The Difference of Endoscopic and Histologic Improvements of Atrophic Gastritis and Intestinal Metaplasia After Helicobacter pylori Eradication

医学 胃肠病学 内科学 幽门螺杆菌 萎缩性胃炎 胃炎 肠化生 肝病学 胃窦
作者
Young Jae Hwang,Yonghoon Choi,Nayoung Kim,Hye Seung Lee,Hyuk Yoon,Cheol Min Shin,Young Soo Park,Dong Ho Lee
出处
期刊:Digestive Diseases and Sciences [Springer Science+Business Media]

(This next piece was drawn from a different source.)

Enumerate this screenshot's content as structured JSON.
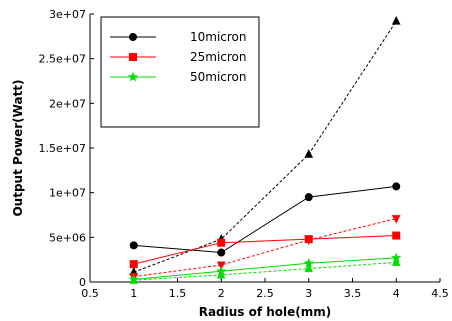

卷期号:67 (7): 3055-3066 被引量:14
标识
DOI:10.1007/s10620-021-07146-4
摘要

Helicobacter pylori (H. pylori) is an important risk factor of atrophic gastritis (AG), intestinal metaplasia (IM), and gastric cancer (GC). However, no report to date has described the endoscopic improvement of AG and IM after H. pylori eradication. Thus, the aim of this study was to evaluate the improvement of AG and IM after H. pylori eradication using endoscopic and histologic analyses. A total of 380 subjects were prospectively enrolled for up to 12 years and grouped by their H. pylori infection status: negative, non-eradicated, and eradicated. Endoscopic and histologic analyses of AG and IM were performed in the antrum and the corpus, by annual follow-up endoscopy. Endoscopic AG and IM in the antrum and corpus in the eradicated group improved compared to that in the non-eradicated group (AG, P = 0.002 and P = 0.005; IM, P = 0.038 and P = 0.048, respectively). Histologic AG and IM in the antrum and corpus in the eradicated group also improved compared to that in the non-eradicated group (all P < 0.001). Time taken to the endoscopic improvement of AG and IM after H. pylori eradication was significantly longer than time taken to the histologic improvement in the antrum and corpus (AG in antrum: 3.47 ± 2.60 vs. 2.34 ± 1.71 years, P = 0.004; AG in corpus: 3.19 ± 2.30 vs. 1.87 ± 1.48 years, P = 0.002; IM in antrum: 4.40 ± 2.38 vs. 3.62 ± 2.35 years, P = 0.043; and IM in corpus: 4.82 ± 1.08 vs. 3.61 ± 2.22 years, P = 0.007, respectively). Both endoscopic and histologic improvements of AG and IM were observed after H. pylori eradication, while endoscopic improvement took significantly longer time than histologic improvement.